This week on TV

Scandal, sex and censorship.

Best TV series in Israel (photo credit: PR)
Best TV series in Israel
(photo credit: PR)
We’re still at the end of the summer in terms of television programming.
A large number of the best series are coming back in early October, as if US and British television networks had decided to hold off on the new seasons until after the holidays. The Good Wife, Masters of Sex, Homeland and The Walking Dead are among the series that won’t be back until next month.
A few shows are starting a little earlier. The fifth season of Scandal starts airing on HOT 3 and HOT VOD on September 27, just three days after its US premiere. The intricately plotted show, which stars the glamorous Kerry Washington as DC fixer extraordinaire Olivia Pope, ended its fourth season with a shocking – and thrilling – finale. Producers have hinted that an important new character, who will play a member of Olivia’s team, will be introduced this season but have not revealed any further details.
In any case, the new season will likely be as exciting as the previous ones.
Scandal is one of several shows created by producer/writer/ director Shonda Rhimes’s company, Shondaland. Rhimes is also behind How to Get Away with Murder, coming up on HOT 3 and HOT VOD on September 28, which stars Viola Davis.
Rhimes’s most famous show, Grey’s Anatomy, begins its 12th season on YES VOD and YES Drama on September 28 and will examine life after the demise of McDreamy (Patrick Dempsey).
Rhimes is different from most other television show creators in that she is female and African- American. She was recently celebrated by Entertainment Weekly magazine, which featured her three hit shows on its cover.
Johnny and the Knights of the Galilee, the new YES series about four down-on-their-luck but attractive guys up north who end up becoming strippers and gigolos, is kind of dumb, which you would have expected, but also fairly entertaining, which you might not have thought. It features several of Israel’s best actors, including heartthrobs Oz Zehavi, Oshri Cohen and Joe Sweid, and runs on HOT Drama on Wednesdays at 10 p.m. and on YES VOD. It’s got the same basic tone as shows such as Desperate Housewives, where everyone is impossibly good looking but are supposedly playing real people with regular problems. It’s unusual to see Israeli men playing sex objects, and the show is vaguely reminiscent of the short-lived American series Hung, which starred Thomas Jane as a gym teacher going through a divorce who turned to prostitution to make his child-support payments.
Censored Voices, a documentary about eyewitness accounts by soldiers from the Six Day War and how they were suppressed by the government, will be shown on YES Docu on September 21 and September 23 at 9 p.m., as well as on YES VOD. Director Mor Loushy got access to tape recordings of interviews with soldiers conducted just a week after the end of the war by author Amos Oz and editor Avraham Shapira. The army initially censored these recordings, allowing only about 30 percent of the interviews to be published in Shapira’s book, The Seventh Day: Soldiers talk about the Six Day War. Loushy convinced Shapira to give her the recordings.
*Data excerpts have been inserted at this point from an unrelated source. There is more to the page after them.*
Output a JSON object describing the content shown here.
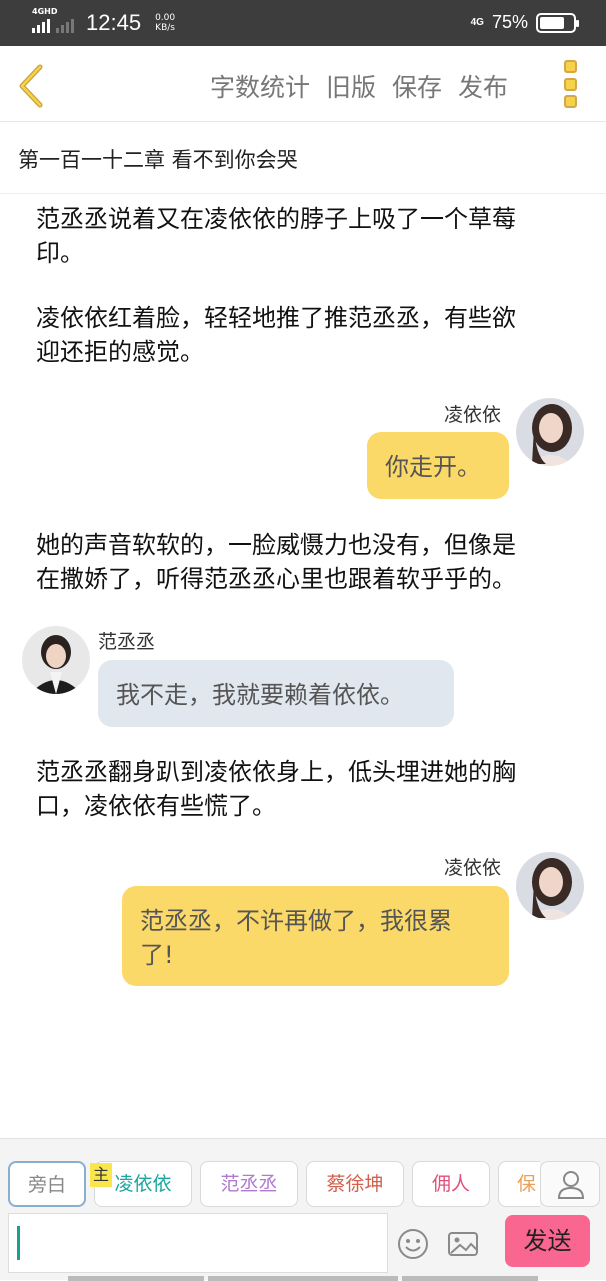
{
  "status_bar": {
    "network_left": "4GHD",
    "time": "12:45",
    "speed_value": "0.00",
    "speed_unit": "KB/s",
    "network_right": "4G",
    "battery": "75%",
    "battery_level": 0.75
  },
  "toolbar": {
    "word_count": "字数统计",
    "old_version": "旧版",
    "save": "保存",
    "publish": "发布"
  },
  "chapter_title": "第一百一十二章  看不到你会哭",
  "story": {
    "narration1_line1": "范丞丞说着又在凌依依的脖子上吸了一个草莓",
    "narration1_line2": "印。",
    "narration2_line1": "凌依依红着脸，轻轻地推了推范丞丞，有些欲",
    "narration2_line2": "迎还拒的感觉。",
    "msg1_name": "凌依依",
    "msg1_text": "你走开。",
    "narration3_line1": "她的声音软软的，一脸威慑力也没有，但像是",
    "narration3_line2": "在撒娇了，听得范丞丞心里也跟着软乎乎的。",
    "msg2_name": "范丞丞",
    "msg2_text": "我不走，我就要赖着依依。",
    "narration4_line1": "范丞丞翻身趴到凌依依身上，低头埋进她的胸",
    "narration4_line2": "口，凌依依有些慌了。",
    "msg3_name": "凌依依",
    "msg3_line1": "范丞丞，不许再做了，我很累",
    "msg3_line2": "了!"
  },
  "characters": {
    "narrator": "旁白",
    "host_tag": "主",
    "c1": "凌依依",
    "c2": "范丞丞",
    "c3": "蔡徐坤",
    "c4": "佣人",
    "c5": "保"
  },
  "input": {
    "value": ""
  },
  "send_label": "发送",
  "colors": {
    "yellow_bubble": "#fbd968",
    "blue_bubble": "#e1e7ee",
    "send_button": "#f9668f",
    "accent_gold": "#d4a84a"
  }
}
In the film, she presents long portions of these interviews and even brings in some of the surviving soldiers to listen to and comment on their testimony. As the interviews play, newsreel footage of the war is shown.
Nothing about the interviews is nearly as shocking as the fact that they were censored. The soldiers talk about their fear of dying and their guilt at killing, as well as how they suffer from symptoms of what would probably be considered post-traumatic stress disorder. The film makes the point that in the aftermath of the war, public opinion was so euphoric that no one wanted to hear what these soldiers had to say about the actual experience of fighting the war. The interviews are moving, and it’s interesting to look back at what people thought the future was going to look like after the Six Day War.